Dejour Enterprises Ltd.

Dejour announced three transactions that will position the Company to focus on its high growth development and exploration priorities. "We're aligning our strategy with our greatest opportunities for growth. To date in 2009, with the closing of these transactions, we have eliminated over $9M of debt," explained Mr. Robert L. Hodgkinson, Chairman & CEO. "These transactions will enable us more rapidly to realize the strength of our valuable oil and gas assets in Colorado, and British Columbia."

First, the Company has Letters of Intent in place with deposits to close the sale of a further $2.1M in minority property interests raising total property sales to C$6M. These divestitures coupled with the divesture to HEC, as described below, substantially deal with the Company's bank debt and position it for excess credit facility.

Second, Dejour has finalized an agreement with Brownstone Ventures Ltd. to convert a portion of its debt into equity units, accompanied with a one-year term debt note.
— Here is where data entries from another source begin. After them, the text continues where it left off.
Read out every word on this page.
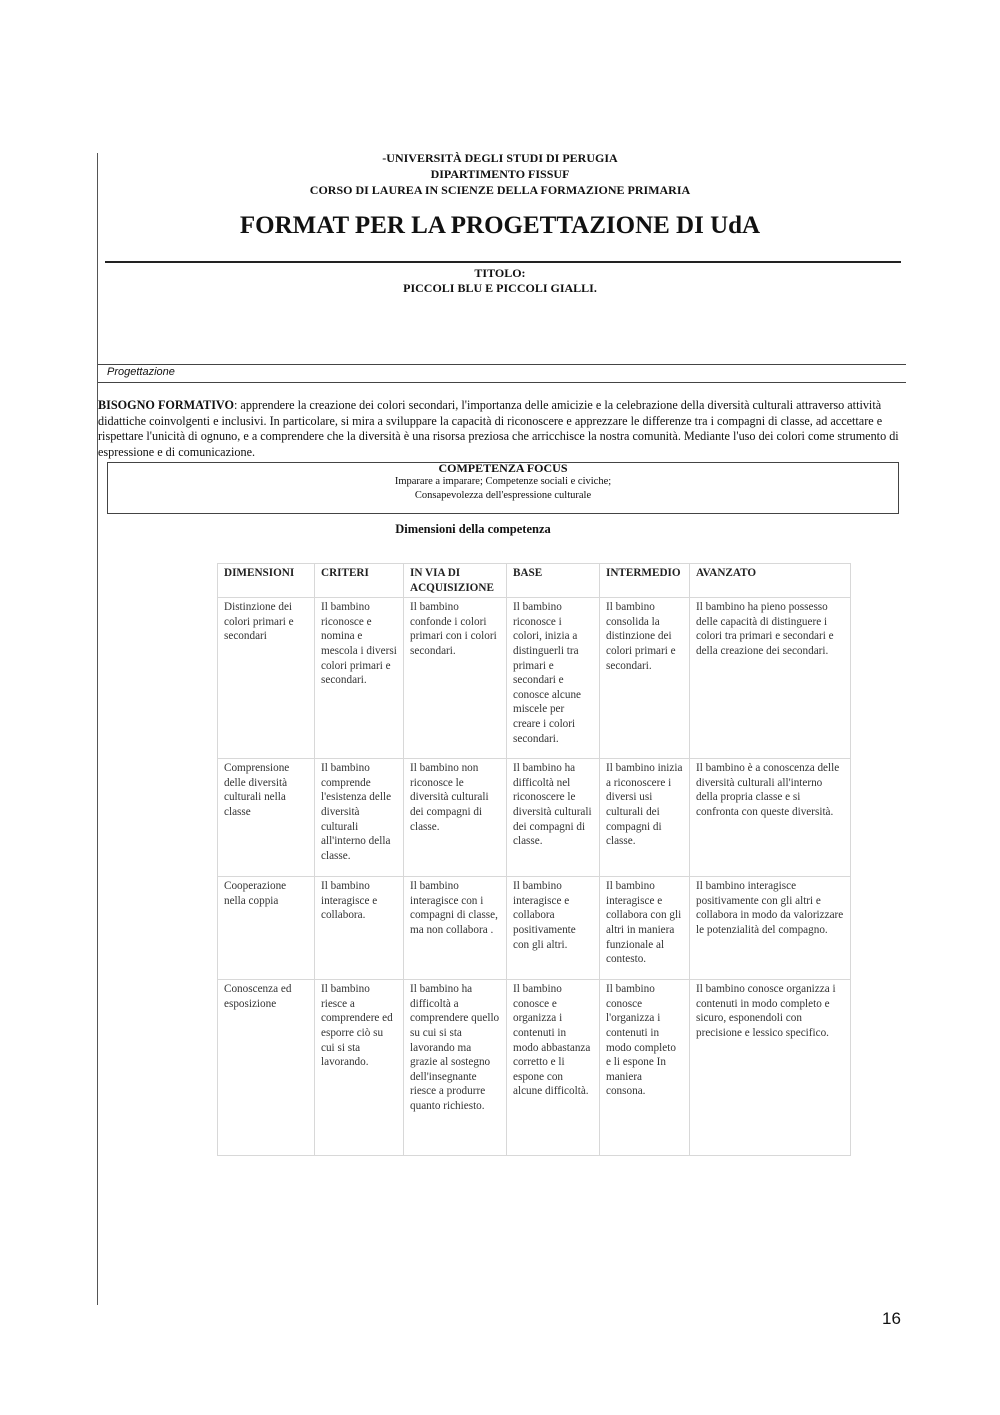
-UNIVERSITÀ DEGLI STUDI DI PERUGIA
DIPARTIMENTO FISSUF
CORSO DI LAUREA IN SCIENZE DELLA FORMAZIONE PRIMARIA
FORMAT PER LA PROGETTAZIONE DI UdA
TITOLO:
PICCOLI BLU E PICCOLI GIALLI.
Progettazione
BISOGNO FORMATIVO: apprendere la creazione dei colori secondari, l'importanza delle amicizie e la celebrazione della diversità culturali attraverso attività didattiche coinvolgenti e inclusivi. In particolare, si mira a sviluppare la capacità di riconoscere e apprezzare le differenze tra i compagni di classe, ad accettare e rispettare l'unicità di ognuno, e a comprendere che la diversità è una risorsa preziosa che arricchisce la nostra comunità. Mediante l'uso dei colori come strumento di espressione e di comunicazione.
COMPETENZA FOCUS
Imparare a imparare; Competenze sociali e civiche;
Consapevolezza dell'espressione culturale
Dimensioni della competenza
DIMENSIONI	CRITERI	IN VIA DI ACQUISIZIONE	BASE	INTERMEDIO	AVANZATO
Distinzione dei colori primari e secondari	Il bambino riconosce e nomina e mescola i diversi colori primari e secondari.	Il bambino confonde i colori primari con i colori secondari.	Il bambino riconosce i colori, inizia a distinguerli tra primari e secondari e conosce alcune miscele per creare i colori secondari.	Il bambino consolida la distinzione dei colori primari e secondari.	Il bambino ha pieno possesso delle capacità di distinguere i colori tra primari e secondari e della creazione dei secondari.
Comprensione delle diversità culturali nella classe	Il bambino comprende l'esistenza delle diversità culturali all'interno della classe.	Il bambino non riconosce le diversità culturali dei compagni di classe.	Il bambino ha difficoltà nel riconoscere le diversità culturali dei compagni di classe.	Il bambino inizia a riconoscere i diversi usi culturali dei compagni di classe.	Il bambino è a conoscenza delle diversità culturali all'interno della propria classe e si confronta con queste diversità.
Cooperazione nella coppia	Il bambino interagisce e collabora.	Il bambino interagisce con i compagni di classe, ma non collabora .	Il bambino interagisce e collabora positivamente con gli altri.	Il bambino interagisce e collabora con gli altri in maniera funzionale al contesto.	Il bambino interagisce positivamente con gli altri e collabora in modo da valorizzare le potenzialità del compagno.
Conoscenza ed esposizione	Il bambino riesce a comprendere ed esporre ciò su cui si sta lavorando.	Il bambino ha difficoltà a comprendere quello su cui si sta lavorando ma grazie al sostegno dell'insegnante riesce a produrre quanto richiesto.	Il bambino conosce e organizza i contenuti in modo abbastanza corretto e li espone con alcune difficoltà.	Il bambino conosce l'organizza i contenuti in modo completo e li espone In maniera consona.	Il bambino conosce organizza i contenuti in modo completo e sicuro, esponendoli con precisione e lessico specifico.
16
Details of the transaction are:

  • US $2M debt into 6,666,667 shares (C$0.33) plus 3,333,333 warrants ($0.55/5 years)
  • US $1.78M converted to C$12% note due June 30, 2010 plus 2,000,000 warrants ($0.50/2 years, forced conversion at if share price trades through C$ 0.80 consecutively for 30 calendar days)
  • Subject to certain conditions precedent for the TSX

Third, independent members of Dejour’s Board of Directors have negotiated an agreement with Hodgkinson Equities Corporation (HEC) to deal with its debt obligation. Details are:

  • C$450k to be converted into a C$ 12% note due January 1, 2010, extendable to July 1, 2010 with a 6% bonus payable in share at the time.
  • C$450k debt to 1,500,000 shares (C$0.33) plus 750,000 warrants ($0.55/5 years)
  • C$900k converted into minority property interests, subject to certain approvals at a price equal to those interests sold for cash.
  • Transaction is subject to satisfaction of regulatory compliance.
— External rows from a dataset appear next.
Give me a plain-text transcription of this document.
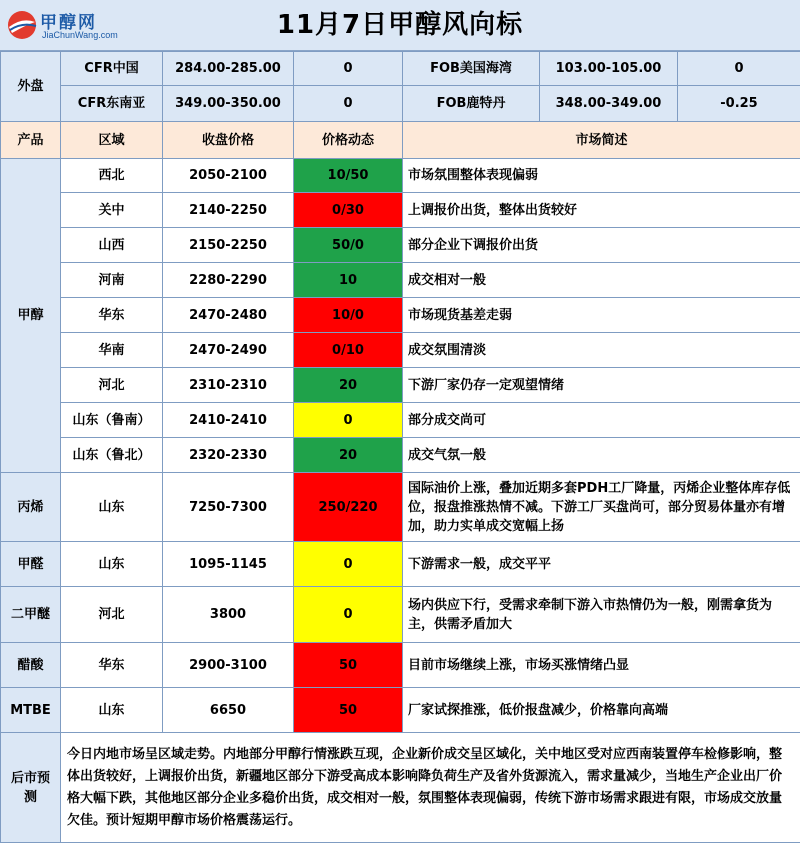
甲醇网
JiaChunWang.com	11月7日甲醇风向标
外盘	CFR中国	284.00-285.00	0	FOB美国海湾	103.00-105.00	0
	CFR东南亚	349.00-350.00	0	FOB鹿特丹	348.00-349.00	-0.25
产品	区域	收盘价格	价格动态	市场简述		
甲醇	西北	2050-2100	10/50	市场氛围整体表现偏弱		
	关中	2140-2250	0/30	上调报价出货，整体出货较好		
	山西	2150-2250	50/0	部分企业下调报价出货		
	河南	2280-2290	10	成交相对一般		
	华东	2470-2480	10/0	市场现货基差走弱		
	华南	2470-2490	0/10	成交氛围清淡		
	河北	2310-2310	20	下游厂家仍存一定观望情绪		
	山东（鲁南）	2410-2410	0	部分成交尚可		
	山东（鲁北）	2320-2330	20	成交气氛一般		
丙烯	山东	7250-7300	250/220	国际油价上涨，叠加近期多套PDH工厂降量，丙烯企业整体库存低位，报盘推涨热情不减。下游工厂买盘尚可，部分贸易体量亦有增加，助力实单成交宽幅上扬		
甲醛	山东	1095-1145	0	下游需求一般，成交平平		
二甲醚	河北	3800	0	场内供应下行，受需求牵制下游入市热情仍为一般，刚需拿货为主，供需矛盾加大		
醋酸	华东	2900-3100	50	目前市场继续上涨，市场买涨情绪凸显		
MTBE	山东	6650	50	厂家试探推涨，低价报盘减少，价格靠向高端		
后市预测	今日内地市场呈区域走势。内地部分甲醇行情涨跌互现，企业新价成交呈区域化，关中地区受对应西南装置停车检修影响，整体出货较好，上调报价出货，新疆地区部分下游受高成本影响降负荷生产及省外货源流入，需求量减少，当地生产企业出厂价格大幅下跌，其他地区部分企业多稳价出货，成交相对一般，氛围整体表现偏弱，传统下游市场需求跟进有限，市场成交放量欠佳。预计短期甲醇市场价格震荡运行。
Following these transactions, the Company turns its focus to its growth development and exploration priorities, which include:

  • Continued concentration on strategic acquisitions and joint ventures to lever the Company's existing US natural gas reserve/land base.
  • Commencement of drilling by Laramie II LLC, Joint Venture partner of the North Rangely Piceance Basin oil project in Q3.
  • High resolution 3D seismic and development drilling at the Woodrush oil project, Peace River Arch, NE British Columbia beginning in Q4.